Cold weather and snow shouldn’t keep you from running this winter.
We just went from comfortable fall temps straight to winter in much of the United States. One day it was shorts-t-shirt-and-arm-warmer weather, and the next it was running-tights-multiple-layers-on-top-hat-and-gloves weather.
The ground is already frozen here in the mid-Atlantic region and the crunching sound it makes when you walk over it sounds like crusty snow. And speaking of the white stuff, parts of New York are getting five feet of it.
For those of us who don’t live in climates that are warm all year, running outside doesn’t have to be put on hold when the mercury drops and the land turns white. Here are a few keys to running in the winter.
And I’m not talking about wearing your best suit. It’s obvious, but running in cold weather means you need to dress warmly. But not too warmly, because depending on how far you’re going, your body will heat up. If you start to sweat and that gets trapped between your skin and your clothes, you’ll start to get real cold, real fast. Your best move is to wear layers so that you can peel them off as necessary.
Watch Your Footing
With cold weather comes ice, and with ice comes slips and falls that can lead to broken bones. Do yourself a favor and don’t fall, OK? Always keep your eyes on what’s in front of you and know what’s around you, in case you need to take quick evasive action to avoid another runner, cyclist or even a car. Wear shoes with good traction, like a decent pair of trail shoes that have some extra grip on the bottom and along the edges of the sole. If you’re running on snow or a lot of ice, buy a pair of running-specific cramp-ons—or make your own.
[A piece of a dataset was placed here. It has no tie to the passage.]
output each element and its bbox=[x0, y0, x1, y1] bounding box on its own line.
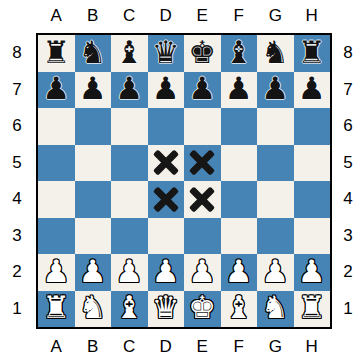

RELATED: Top Tips For Safe Winter Running
Take It Easy
Unless you’re training for a big race in the early part of next year, you don’t have to go out and run 15 miles at race pace. Slow it down a bit and take in the scenery. Run with a buddy and talk about what you want for the holidays. Running slower will also give you more time to avoid an icy patch at the last second.
Winter is a perfect time to run less and lift more. Head to the gym a few times a week and do some strength work to shore up your joints and build some muscle for the upcoming season. A stronger runner is a better runner. Try this simple strength circuit.
Winter is also about giving your runner’s body some time to rest and heal if you had a long season. So run a bit less, work on your strength in the gym and then relax at home. Even the most serious runners need a break once in a while.